Stop Missing Shows

Natalia Lafourcade in Baltimore

990 users on tonedeaf are tracking Natalia Lafourcade

Never miss another Natalia Lafourcade show near Baltimore.

Natalia Lafourcade
Music Center at Strathmore — N Bethesda, MD
Natalia Lafourcade
Music Center at Strathmore — N Bethesda, MD

Natalia Lafourcade is a Mexican singer-songwriter who spent years as a pop fixture before essentially disappearing into her own thing. Around 2015, she returned with Hasta la Raíz, a stripped-down record that felt like she'd finally stopped trying to fit anywhere. That album became the template for what she actually wanted to be: someone who could move between folk arrangements, cumbia rhythms, and intimate storytelling without apology. Her music has this quality of sounding like she's figuring it out as she goes, which is partly the appeal. She's released several albums since then that lean harder into traditional Latin American sounds while keeping her distinctly introspective sensibility. If you've heard her on a playlist, it was probably one of those songs that made everything else on it sound overdone.

Her shows have this attentive, almost reverent quality where people actually listen instead of half-paying attention. She'll play something intimate and stripped back, then shift into something with real groove. Crowds respond more with genuine engagement than noise—you get a lot of people singing along to every word, which she seems to appreciate rather than perform for.

Known for Hasta la Raíz, Tumbao, Soledad y el Mar, Un Alma Bohemia, De Todas Formas Goza

Baltimore's got a deep indie and experimental tradition, but it's less known for Latin-influenced folk. That said, the city's always been hospitable to singers who do their own thing—there's respect for craft over trends here. Lafourcade's meticulous arrangements and emotional restraint should fit right into that sensibility, even if it's not what Baltimore's typically known for.
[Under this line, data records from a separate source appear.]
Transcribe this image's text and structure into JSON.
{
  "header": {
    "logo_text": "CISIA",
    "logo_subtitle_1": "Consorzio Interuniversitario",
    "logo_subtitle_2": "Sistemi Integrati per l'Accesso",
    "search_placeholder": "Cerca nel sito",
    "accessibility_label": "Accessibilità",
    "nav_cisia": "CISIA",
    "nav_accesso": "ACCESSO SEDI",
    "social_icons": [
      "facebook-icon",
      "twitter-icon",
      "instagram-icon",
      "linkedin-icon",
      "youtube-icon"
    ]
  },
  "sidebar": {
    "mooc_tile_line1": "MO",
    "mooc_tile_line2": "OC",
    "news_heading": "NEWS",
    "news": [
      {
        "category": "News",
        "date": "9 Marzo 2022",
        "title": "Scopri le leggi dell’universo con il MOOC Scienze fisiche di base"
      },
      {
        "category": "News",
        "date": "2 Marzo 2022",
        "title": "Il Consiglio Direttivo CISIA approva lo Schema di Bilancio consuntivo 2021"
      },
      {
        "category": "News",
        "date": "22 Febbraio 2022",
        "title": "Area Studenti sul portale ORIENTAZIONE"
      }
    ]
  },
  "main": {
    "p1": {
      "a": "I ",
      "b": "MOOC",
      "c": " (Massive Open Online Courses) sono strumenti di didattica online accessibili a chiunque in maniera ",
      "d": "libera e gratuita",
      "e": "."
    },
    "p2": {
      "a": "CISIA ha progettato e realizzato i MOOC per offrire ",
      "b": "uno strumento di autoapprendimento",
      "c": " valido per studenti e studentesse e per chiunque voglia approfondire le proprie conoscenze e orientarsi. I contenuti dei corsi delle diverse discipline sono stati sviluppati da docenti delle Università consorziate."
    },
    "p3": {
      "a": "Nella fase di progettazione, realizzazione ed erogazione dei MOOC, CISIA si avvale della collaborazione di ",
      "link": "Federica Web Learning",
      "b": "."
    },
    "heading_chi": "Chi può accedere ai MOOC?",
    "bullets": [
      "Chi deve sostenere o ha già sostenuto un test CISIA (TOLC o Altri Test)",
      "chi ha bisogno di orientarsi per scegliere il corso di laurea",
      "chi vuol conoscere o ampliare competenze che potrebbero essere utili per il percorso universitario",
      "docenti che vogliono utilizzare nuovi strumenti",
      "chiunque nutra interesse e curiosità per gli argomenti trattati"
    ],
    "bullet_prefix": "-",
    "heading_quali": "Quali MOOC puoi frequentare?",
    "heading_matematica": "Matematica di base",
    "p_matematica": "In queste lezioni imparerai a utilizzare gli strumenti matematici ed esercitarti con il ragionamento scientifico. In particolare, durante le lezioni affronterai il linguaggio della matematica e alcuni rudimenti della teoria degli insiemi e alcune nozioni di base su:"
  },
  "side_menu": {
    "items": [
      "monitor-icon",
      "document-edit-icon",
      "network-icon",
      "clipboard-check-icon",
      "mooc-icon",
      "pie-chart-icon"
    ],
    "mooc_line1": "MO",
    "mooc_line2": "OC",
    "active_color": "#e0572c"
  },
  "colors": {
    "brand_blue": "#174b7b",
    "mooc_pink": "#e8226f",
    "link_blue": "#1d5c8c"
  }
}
Stay in Canton or Federal Hill—both neighborhoods have the restaurants and bars worth spending time in. Try Alma Cocina for Peruvian fare or Pabu for Japanese if you want something substantial before the show. Walk around the Inner Harbor, grab coffee at a local roaster. The Walters Art Museum is genuinely excellent and free. Check out what's at The Lyric or Hippodrome if there's live music the nights before or after. Baltimore's best asset is that it doesn't feel overly polished—the authenticity matches the vibe of a band like Journey.

Stop missing shows.

tonedeaf. reads your music library and emails you when artists you actually listen to have shows near Baltimore. No app. No ads. No noise.